A more sophisticated form of computer vision uses scene understanding to perform the inverse of augmented reality, it can recognize and discretely remove objects. In cluttered environments like a store, this diminished reality technique may be more valuable than augmented reality.
For example, we might remove all the items from your field of view that don’t fit your BetterChoice profile so that anything remaining on the shelf represents a decent match.
After we built our prototype, we went to Whole Foods and got people’s feedback.
Here’s what we learned.
- People are overwhelmed while shopping and want guidance.

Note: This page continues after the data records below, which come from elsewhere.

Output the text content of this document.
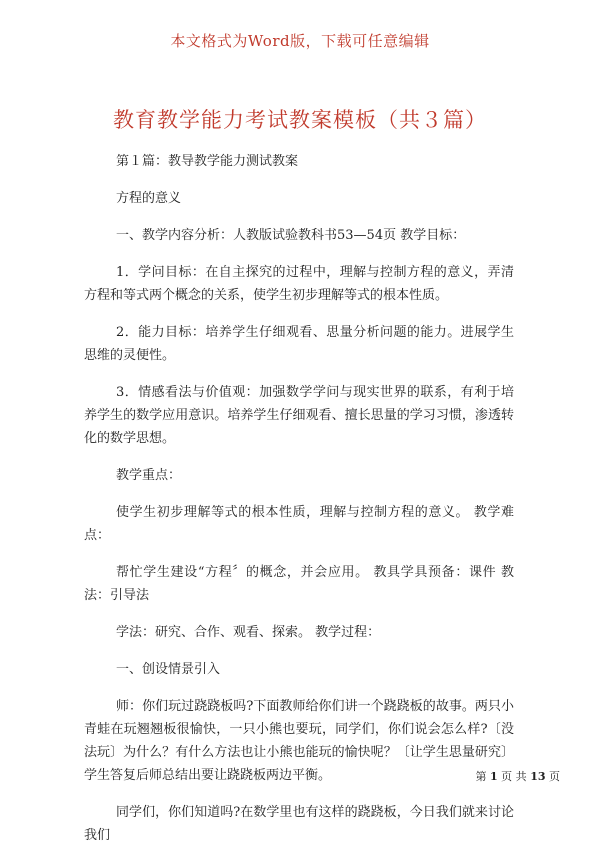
本文格式为Word版，下载可任意编辑
教育教学能力考试教案模板（共３篇）

第１篇：教导教学能力测试教案

方程的意义

一、教学内容分析：人教版试验教科书53—54页 教学目标：

1．学问目标：在自主探究的过程中，理解与控制方程的意义，弄清方程和等式两个概念的关系，使学生初步理解等式的根本性质。

2．能力目标：培养学生仔细观看、思量分析问题的能力。进展学生思维的灵便性。

3．情感看法与价值观：加强数学学问与现实世界的联系，有利于培养学生的数学应用意识。培养学生仔细观看、擅长思量的学习习惯，渗透转化的数学思想。

教学重点：

使学生初步理解等式的根本性质，理解与控制方程的意义。 教学难点：

帮忙学生建设“方程〞的概念，并会应用。 教具学具预备：课件 教法：引导法

学法：研究、合作、观看、探索。 教学过程：

一、创设情景引入

师：你们玩过跷跷板吗?下面教师给你们讲一个跷跷板的故事。两只小青蛙在玩翘翘板很愉快，一只小熊也要玩，同学们，你们说会怎么样?〔没法玩〕为什么？有什么方法也让小熊也能玩的愉快呢？〔让学生思量研究〕学生答复后师总结出要让跷跷板两边平衡。

同学们，你们知道吗?在数学里也有这样的跷跷板，今日我们就来讨论我们

第 1 页 共 13 页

- Allergens were the most urgent issue
- People think that they would use such a tool and that they would choose to have certain things delivered If they were confident that it was financially smart to buy in bulk
- It was important for people to know that product information was coming from a trusted source, not a paid promotion
- the idea of getting a free sample to persuade you to try something new was interesting.
Our next step is to expand the product categories, improve the BetterChoice algorithm, then deploy a broader test across more stores and geographies.
Which product brands would benefit most from shopper guidance in AR?
Products that have the best data, the best nutrition, customer ratings, and financial value. ones that align with people’s interests where it’s hard to see that alignment today, and new brands. because we’re promoting products based on their inherent attributes rather than brand recognition, the big brands may have the most to lose.
I wonder if such a tool would differentiate the shopping experience enough for people to choose one grocery store over another?